Still, San Diego County has been largely immune to damaging or deadly earthquakes, at least in recorded history. It appears that only one person has died in a quake here since California became a state in 1850.
Check the chart we just posted to see if your local schools have any buildings that fit the state’s criteria to be considered possibly vulnerable to earthquakes.
What We Learned This Week:
• Zombieland: Redevelopment is hard to kill, state leaders are discovering. The California Supreme Court put most of the state’s redevelopment-killing actions on hold for months as it figures out how to rule in a big lawsuit. (KQED)
• There’s Not Just One Balboa Park Plan: After earlier examining the mayor-supported plan for a makeover of Balboa Park, we explored the vision of a top local preservationist group. It wants to still allow some cars into the Plaza de Panama between the museum of art and the organ pavilion.

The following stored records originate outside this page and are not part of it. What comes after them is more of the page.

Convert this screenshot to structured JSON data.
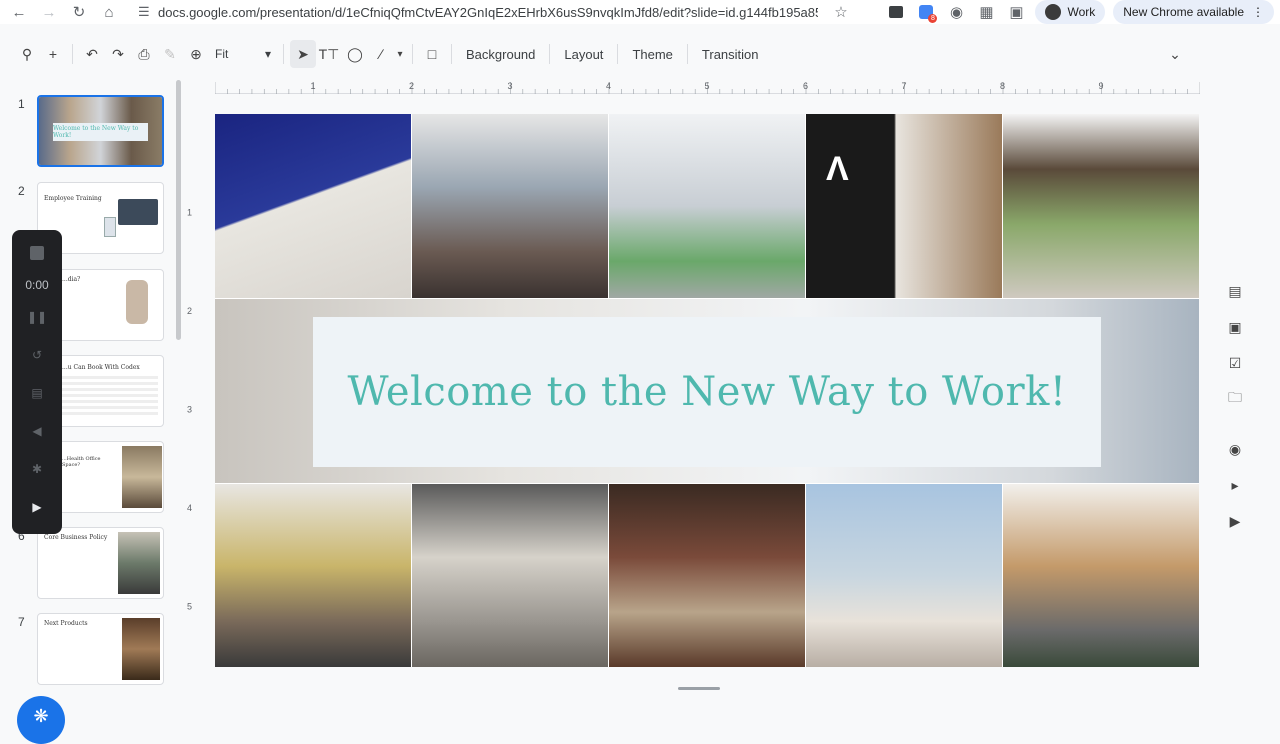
{
  "browser": {
    "url": "docs.google.com/presentation/d/1eCfniqQfmCtvEAY2GnIqE2xEHrbX6usS9nvqkImJfd8/edit?slide=id.g144fb195a85_...",
    "profile_label": "Work",
    "update_label": "New Chrome available",
    "extension_badge": "8"
  },
  "toolbar": {
    "zoom_label": "Fit",
    "background_label": "Background",
    "layout_label": "Layout",
    "theme_label": "Theme",
    "transition_label": "Transition"
  },
  "ruler": {
    "h_ticks": [
      "1",
      "2",
      "3",
      "4",
      "5",
      "6",
      "7",
      "8",
      "9"
    ],
    "v_ticks": [
      "1",
      "2",
      "3",
      "4",
      "5"
    ]
  },
  "slides": [
    {
      "num": "1",
      "title": "Welcome to the New Way to Work!"
    },
    {
      "num": "2",
      "title": "Employee Training"
    },
    {
      "num": "3",
      "title": "...dia?"
    },
    {
      "num": "4",
      "title": "...u Can Book With Codex"
    },
    {
      "num": "5",
      "title": "...Health Office Space?"
    },
    {
      "num": "6",
      "title": "Core Business Policy"
    },
    {
      "num": "7",
      "title": "Next Products"
    }
  ],
  "recorder": {
    "time": "0:00"
  },
  "slide_main": {
    "title": "Welcome to the New Way to Work!"
  },
  "colors": {
    "accent": "#1a73e8",
    "title_teal": "#4fb8ae"
  }
}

Dozens of our members weighed in, and more than 40 percent like the plan being pushed by philanthropist Irwin Jacobs that would rid the plaza of cars. The others were split among the other options, with only a few wanting to keep the park as is.
• An Anti-Petition Radio Ad Goes Too Far
In a radio ad, a labor-backed group is warning that signing ballot measure petitions — such as those pushing a city pension reform — can put people at risk of identity theft. San Diego Fact Check finds plenty wrong with the ad’s claims: it hits it for “factual inaccuracies, stretched truths and overall lack of context.”
• In Southeastern SD, Another Hard Row to Hoe
A farmers market is struggling to make it in southeastern San Diego, where fresh produce can be hard to find. But advocates have a plan. We explore the challenges of bringing new choices to a “food desert” and we follow up with a TV segment.
Quote of the Week: “I’m seeing people losing their homes, going into bankruptcy, having foreclosures. People are desperate and you’re talking about raising your salaries and your benefits?” — Evita Beas-McCullough, a resident who was miffed about the Otay Water District board’s plans to offer lifetime medical coverage to its union employees after already giving it to executives. The board approved the benefits despite an outcry.